山田 そうですね。しかし、弁護士会の財政の厳しさもあり、なかなか難しいのかなとも感じます。公設法律事務所も独立採算で、財政については弁護士会に頼らない形にしていかざるを得ないのではないかという気はしています。

 むしろ、今後、弁護士会は、国選報酬を上げるように働きかける動きをちゃんとしていくことなどで、刑事弁護を守っていくべきなのかなと考えているところです。

10 事件の減少傾向と弁護の実情

——今、仕事としては、刑事と民事の割合はどのくらいですか。

山田 件数的には、刑事は3、4割です。

——3、4割は刑事ですか。それは多いほうですか。

山田 東京の弁護士の中では多いと思います。多分、地方だともうちょっと国選を受けている先生がいますが、東京は弁護士人口が多いことも関係して、国選当番があまり回ってきません。私の場合は、私選と国選の2人目で誘われるものが比較的多いかもしれません。あとは、本当に引き取り手がないような特別案件などです。

——ここ数年、刑事事件が少なくなっていると言われていますが、そういう傾向は感じますか。

山田 統計的な話ではないですが、当番で待機していても来ないことは、増えているような印象があります。
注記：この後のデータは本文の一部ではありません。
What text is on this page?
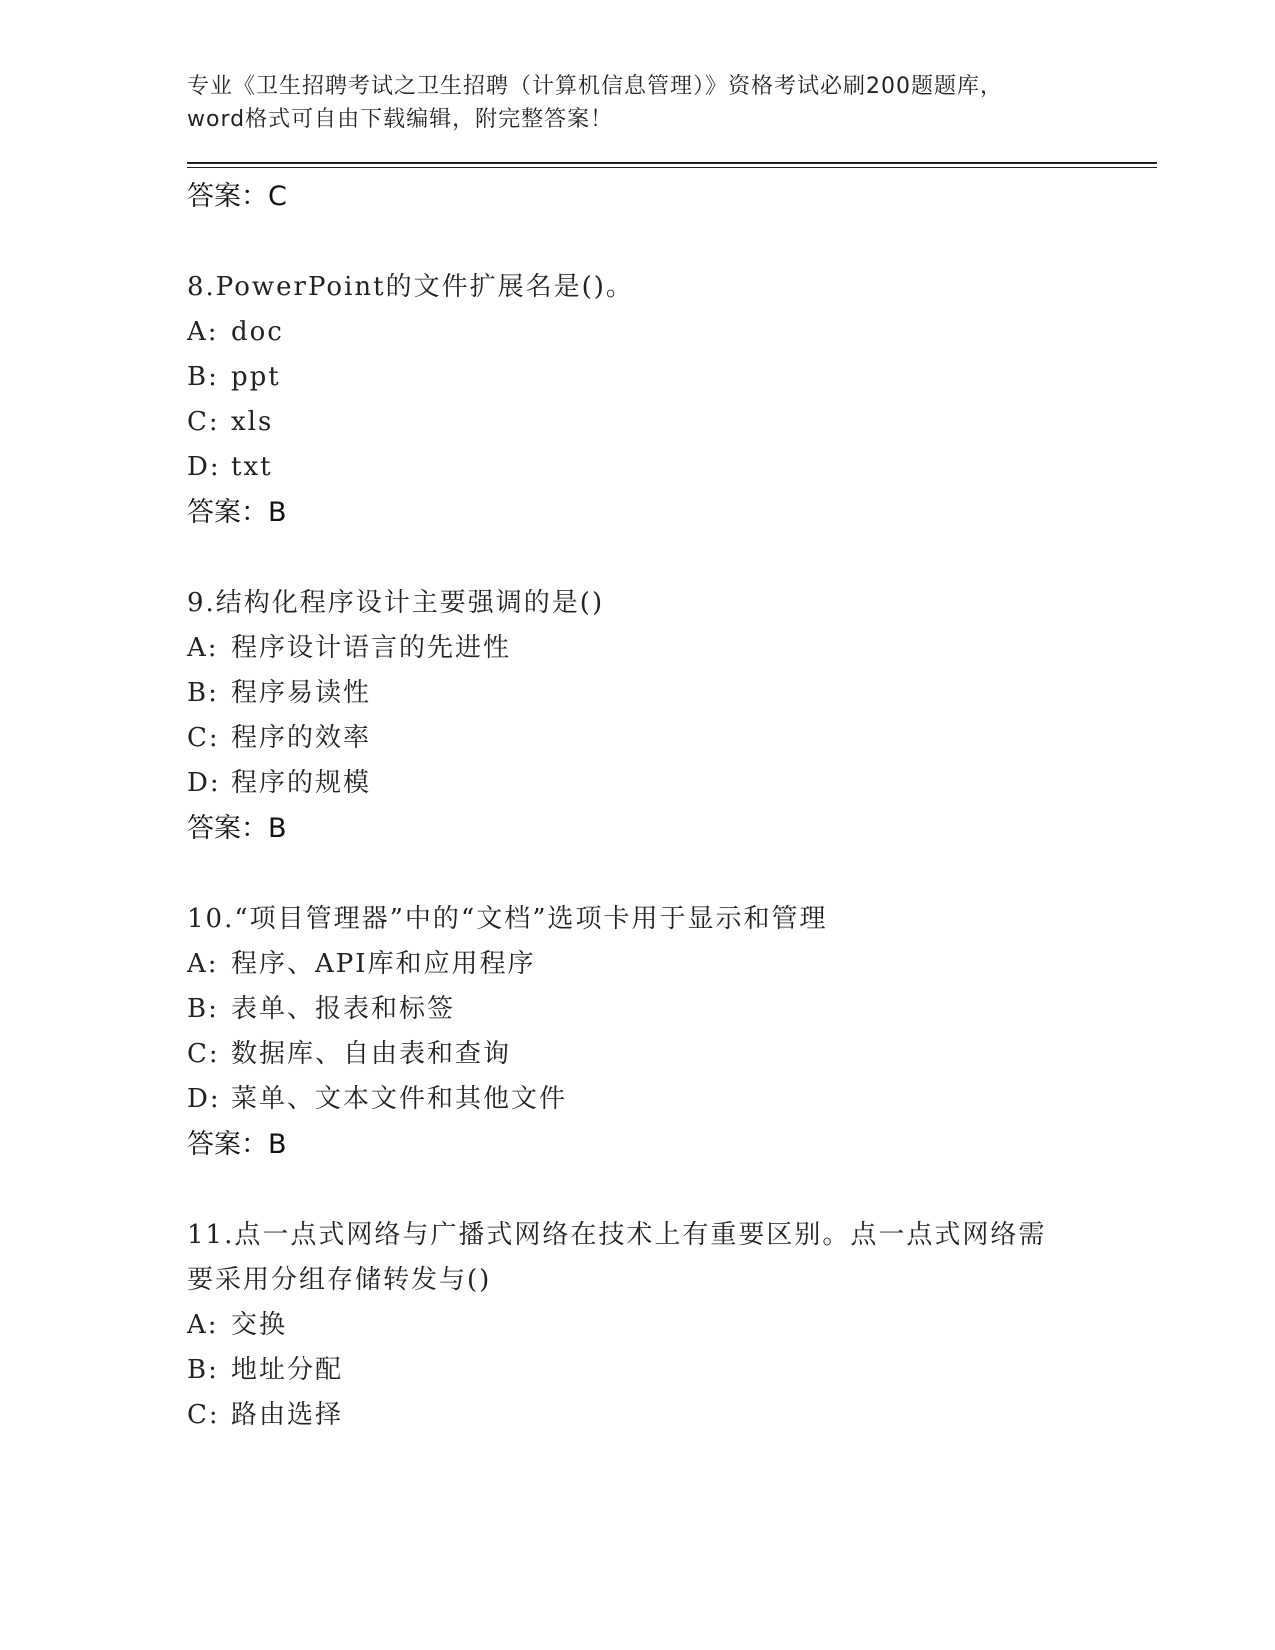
专业《卫生招聘考试之卫生招聘（计算机信息管理）》资格考试必刷200题题库，
word格式可自由下载编辑，附完整答案！

答案：C
8.PowerPoint的文件扩展名是()。
A: doc
B: ppt
C: xls
D: txt
答案：B
9.结构化程序设计主要强调的是()
A: 程序设计语言的先进性
B: 程序易读性
C: 程序的效率
D: 程序的规模
答案：B
10.“项目管理器”中的“文档”选项卡用于显示和管理
A: 程序、API库和应用程序
B: 表单、报表和标签
C: 数据库、自由表和查询
D: 菜单、文本文件和其他文件
答案：B
11.点一点式网络与广播式网络在技术上有重要区别。点一点式网络需
要采用分组存储转发与()
A: 交换
B: 地址分配
C: 路由选择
——刑事もそうですが、民事も結構少なくなっていると言われていますが、仕事がなくて、食えなくなってしまうところまできていますか。

山田 刑事は、もともと刑事事件にならない限り、仕事にはなりませんが、民事はもうちょっと広いフィールドがあると思うので、そこはまだまだ需要として落ちているわけではないと感じます。例えば、障がいの分野で考えれば、まだまだ司法アクセスの問題は大きいです。